Diaspora Mobilisation in a Conflict Setting: The Emergence and Trajectories of Syrian Diaspora Mobilisation in Germany
Nora Ragab, UNU-MERIT
What started in Syria in 2011 as an initial peaceful movement of people demanding freedom, justice and democracy, has escalated into one of the world’s most dramatic humanitarian and security crises. Many observers argue that President Assad has effectively won the Syrian war and will most likely remain in power. Yet, resolving the conflicts within the broader Syrian society will be a long-term endeavour, heavily challenged by the fact that the sovereignty of the Syrian government continues to be contested and that the future of Syria’s displaced population, which accounts for almost half of the overall population, remains uncertain. One major factor towards reconstruction and reconciliation will be the fact that a sizeable part of Syria’s civil society will be engaging from abroad, as part of a Syrian diaspora.
The last decades have witnessed a rising interest in studying the nexus between diasporas and conflict, since diaspora groups are increasingly recognised as important agents in the international political arena. Recent research on the diaspora conflict nexus has moved away from an impact-oriented analysis towards dealing with diaspora mobilisation as a process. It is therefore necessary to understand the various configurations in place that shape the nexus between diaspora mobilisation and conflicts both in the origin and destination countries.

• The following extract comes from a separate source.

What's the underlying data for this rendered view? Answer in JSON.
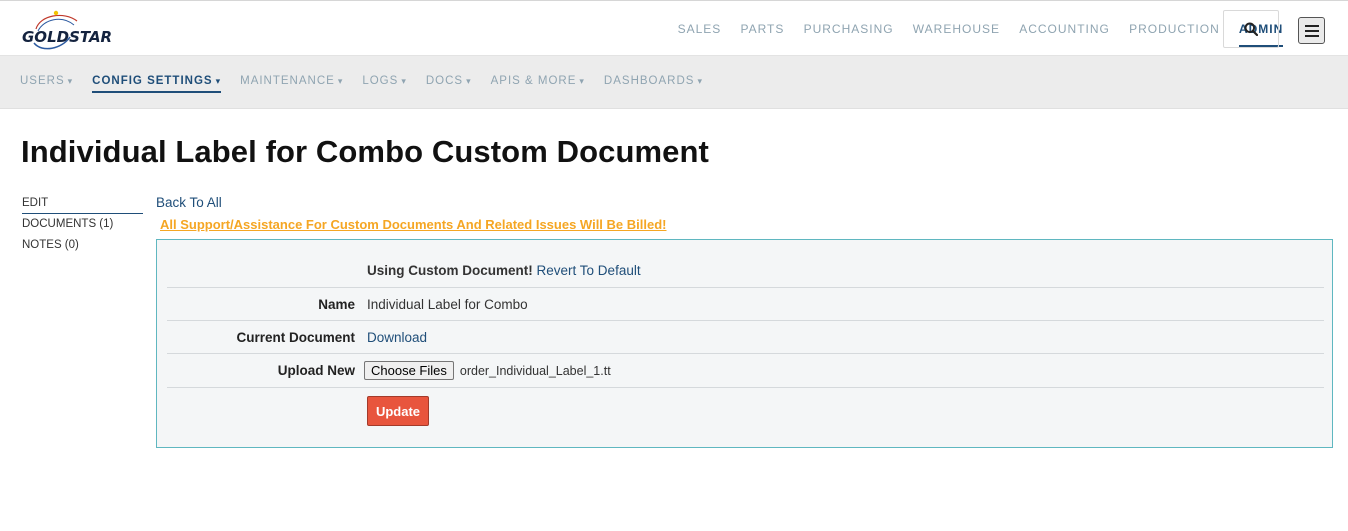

Using Syrian diaspora mobilisation in Germany as a case study, this PhD dissertation aims to shed light on the transnational embeddedness of diaspora mobilisation in conflict-settings. Based on 80 in-depth interviews with Syrian diasporic political entrepreneurs in Germany and participatory observation of selected diaspora activities, this thesis investigates how conflict dynamics in Syria, as well as factors in the destination country, influenced the process of transnational mobilisation of Syrian diaspora groups in Germany. The central argument of this dissertation is that diaspora mobilisation should be understood as a dynamic process in which structures and diaspora agents co-constitute each other. While structures do provide opportunities and constraints in the process of mobilisation, diaspora actors show considerable agency in shaping the transnational political reality, by individually and collectively negotiating the transnational political opportunity structures present in the mobilisation process. The dissertation, therefore, not only puts emphasis on the structural conditions of mobilisation, but also sheds light on the diverse contributions of diaspora actors to the transformation of conflicts in different locations.